Natural-Language Hunt

HuntService turns a free-text question like “show me failed SSH logins from any IP that also pinged the internal DNS server in the last 24h” into a structured EventQuery executed against LogStore. The LLM never returns raw events — it returns a query, which Seerflow then runs deterministically.

Why a query, not a free-form answer

If the LLM hallucinates a row, the analyst would be acting on fiction. By forcing the LLM to emit a structured filter that Seerflow validates and runs against real storage, the surfaced events are always real. The LLM’s role is parsing the question, not answering it.

Flow

Operator question
    │
    ▼
HuntService.hunt(question)
    │
    ▼ (cache miss)
LLM prompt: "Translate this question to an EventQuery JSON"
    │
    ▼
parser.py — strict JSON parse
    │
    ▼
_to_event_query.py — coerce to validated EventQuery
    │
    ▼
LogStore.query(EventQuery) — real rows
    │
    ▼
HuntResult { question, query, events, model, latency_ms }

REST API

Method	Path	Purpose
POST	`/api/v1/hunt`	Run a natural-language hunt. Body: `{ "query": "..." }`. Requires `llm.backend` configured (else `503 Service Unavailable`).

Hunt results are cached by the canonical form of the query (whitespace-collapsed, lower-cased), so two analysts asking the same thing share one LLM call.

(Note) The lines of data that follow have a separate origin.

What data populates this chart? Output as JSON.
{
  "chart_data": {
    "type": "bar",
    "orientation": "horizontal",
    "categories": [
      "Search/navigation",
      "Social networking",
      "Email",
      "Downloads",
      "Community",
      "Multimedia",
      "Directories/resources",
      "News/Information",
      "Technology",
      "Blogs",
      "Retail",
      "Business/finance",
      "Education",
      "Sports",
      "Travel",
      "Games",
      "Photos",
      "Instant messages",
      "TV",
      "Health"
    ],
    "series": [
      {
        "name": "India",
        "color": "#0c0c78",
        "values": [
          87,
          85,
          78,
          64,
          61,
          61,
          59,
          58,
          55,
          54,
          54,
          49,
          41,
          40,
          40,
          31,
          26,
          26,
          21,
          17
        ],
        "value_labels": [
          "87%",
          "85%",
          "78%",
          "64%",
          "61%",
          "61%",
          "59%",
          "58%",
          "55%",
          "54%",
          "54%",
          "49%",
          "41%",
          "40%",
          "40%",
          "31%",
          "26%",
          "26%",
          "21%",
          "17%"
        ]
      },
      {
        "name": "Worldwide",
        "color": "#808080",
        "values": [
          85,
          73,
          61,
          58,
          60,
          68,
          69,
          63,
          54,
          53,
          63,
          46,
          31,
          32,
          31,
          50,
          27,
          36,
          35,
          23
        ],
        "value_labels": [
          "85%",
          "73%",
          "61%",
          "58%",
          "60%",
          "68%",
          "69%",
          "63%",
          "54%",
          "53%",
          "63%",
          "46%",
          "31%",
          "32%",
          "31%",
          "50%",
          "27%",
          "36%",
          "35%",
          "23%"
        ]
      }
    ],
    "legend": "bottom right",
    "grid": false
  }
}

For known-entity hunts where you already have the UUID and time window, skip the LLM entirely and call the typed endpoints directly — GET /api/v1/entities/{entity_uuid}/timeline plus GET /api/v1/events with explicit filters.

Output shape

{
  "question": "failed SSH logins in the last 24h from any IP that pinged internal DNS",
  "query": {
    "since": "2026-05-12T15:00:00Z",
    "until": "2026-05-13T15:00:00Z",
    "filters": [
      { "field": "logsource.category", "op": "eq", "value": "authentication" },
      { "field": "logsource.service", "op": "eq", "value": "ssh" },
      { "field": "event.outcome", "op": "eq", "value": "failure" }
    ],
    "entity_join": {
      "type": "ipv4",
      "secondary_filter": { "field": "logsource.category", "op": "eq", "value": "dns" }
    }
  },
  "events": [ /* ... real rows from LogStore ... */ ],
  "total": 87,
  "model": "claude-sonnet-4-6",
  "latency_ms": 1620
}

Configuration

llm:
  backend: ollama
  ollama_model: phi4-mini
  ollama_timeout_s: 30.0

The hunt service shares the LLM backend / timeout with the explanation service.

Limits

The translator targets a deliberately narrow EventQuery schema. Queries needing filters outside that schema return 400 Bad Request with hints, rather than guessing.
Wall-clock timeouts apply (ollama_timeout_s / cloud_timeout_s). Over budget → 502 Bad Gateway with a “try a tighter window” suggestion.
The dashboard surfaces both the query and the translated EventQuery side-by-side so the analyst can spot misinterpretation before reading results.